What I find most interesting is the staffing angle. The beauty industry has real labor gaps. Recruiting and retaining nail techs is a persistent problem, especially for basic services that pay less and burn people out faster. Salon owners I know in LA have had open chairs for months because nobody wants to do $25 gel manicures all day. If a robot handles the express manicures that nobody wants to do, that could free human techs to focus on the higher-ticket, higher-skill work that actually pays well. That is not a threat. That is a restructuring.
There is also a geographic question. The first 10Beauty machines are in Boston suburbs. The expansion plan targets major metros. Rural salons and smaller markets are years away from seeing a robot, if they ever do. If you run a nail salon in a mid-size town, this is interesting dinner conversation, not a business emergency.
My Honest Read
I watched my first 10Beauty demo video the way I imagine a portrait painter watched the first digital camera. There is a moment of vertigo. Then you remember that the camera did not kill painting. It killed cheap portraits. The painters who adapted made more, not less.

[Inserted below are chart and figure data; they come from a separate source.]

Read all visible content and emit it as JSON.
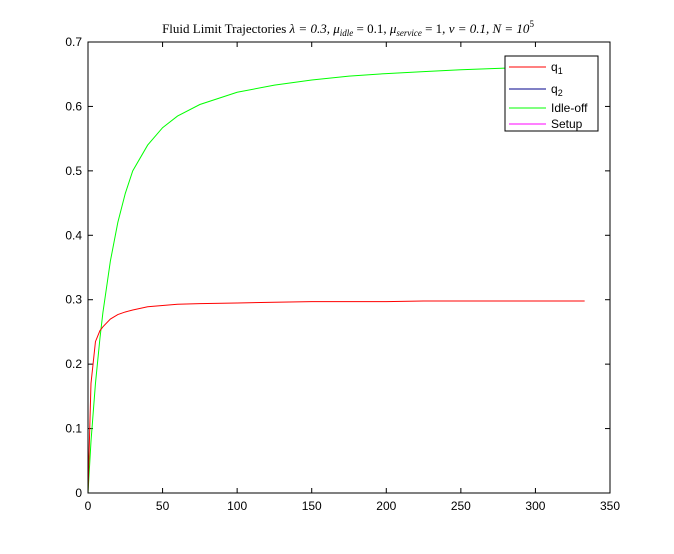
{
  "chart_data": {
    "type": "line",
    "title": {
      "prefix": "Fluid Limit Trajectories ",
      "lambda": "λ = 0.3, ",
      "mu": "μ",
      "mu_idle_sub": "idle",
      "mu_idle_val": " = 0.1, ",
      "mu_service_sub": "service",
      "mu_service_val": " = 1, ",
      "nu": "ν = 0.1, ",
      "N": "N = 10",
      "N_exp": "5"
    },
    "xlabel": "",
    "ylabel": "",
    "xlim": [
      0,
      350
    ],
    "ylim": [
      0,
      0.7
    ],
    "xticks": [
      "0",
      "50",
      "100",
      "150",
      "200",
      "250",
      "300",
      "350"
    ],
    "yticks": [
      "0",
      "0.1",
      "0.2",
      "0.3",
      "0.4",
      "0.5",
      "0.6",
      "0.7"
    ],
    "grid": false,
    "legend_position": "top-right",
    "x": [
      0,
      2,
      5,
      8,
      10,
      15,
      20,
      25,
      30,
      40,
      50,
      60,
      75,
      100,
      125,
      150,
      175,
      200,
      225,
      250,
      275,
      300,
      333
    ],
    "series": [
      {
        "name": "q",
        "name_sub": "1",
        "color": "#ff0000",
        "values": [
          0,
          0.17,
          0.235,
          0.252,
          0.258,
          0.27,
          0.277,
          0.281,
          0.284,
          0.289,
          0.291,
          0.293,
          0.294,
          0.295,
          0.296,
          0.297,
          0.297,
          0.297,
          0.298,
          0.298,
          0.298,
          0.298,
          0.298
        ]
      },
      {
        "name": "q",
        "name_sub": "2",
        "color": "#00008b",
        "values": [
          0,
          0,
          0,
          0,
          0,
          0,
          0,
          0,
          0,
          0,
          0,
          0,
          0,
          0,
          0,
          0,
          0,
          0,
          0,
          0,
          0,
          0,
          0
        ]
      },
      {
        "name": "Idle-off",
        "name_sub": "",
        "color": "#00ff00",
        "values": [
          0,
          0.08,
          0.17,
          0.24,
          0.28,
          0.36,
          0.42,
          0.465,
          0.5,
          0.54,
          0.567,
          0.585,
          0.603,
          0.622,
          0.633,
          0.641,
          0.647,
          0.651,
          0.654,
          0.657,
          0.659,
          0.661,
          0.663
        ]
      },
      {
        "name": "Setup",
        "name_sub": "",
        "color": "#ff00ff",
        "values": [
          0,
          0,
          0,
          0,
          0,
          0,
          0,
          0,
          0,
          0,
          0,
          0,
          0,
          0,
          0,
          0,
          0,
          0,
          0,
          0,
          0,
          0,
          0
        ]
      }
    ]
  }
}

The robot is coming for the $30 basic manicure. It is not coming for the $80 sculpted set with hand-painted florals. It is not coming for the client who books with you because she trusts your eye, your technique, your taste. It cannot read a mood, or notice that someone came in quieter than usual and needs twenty minutes where somebody holds their hand and makes them feel put together.
If you are a tech who has been meaning to level up into nail art or specialty services, this is your signal. The floor of the market is about to get automated. The ceiling is still yours.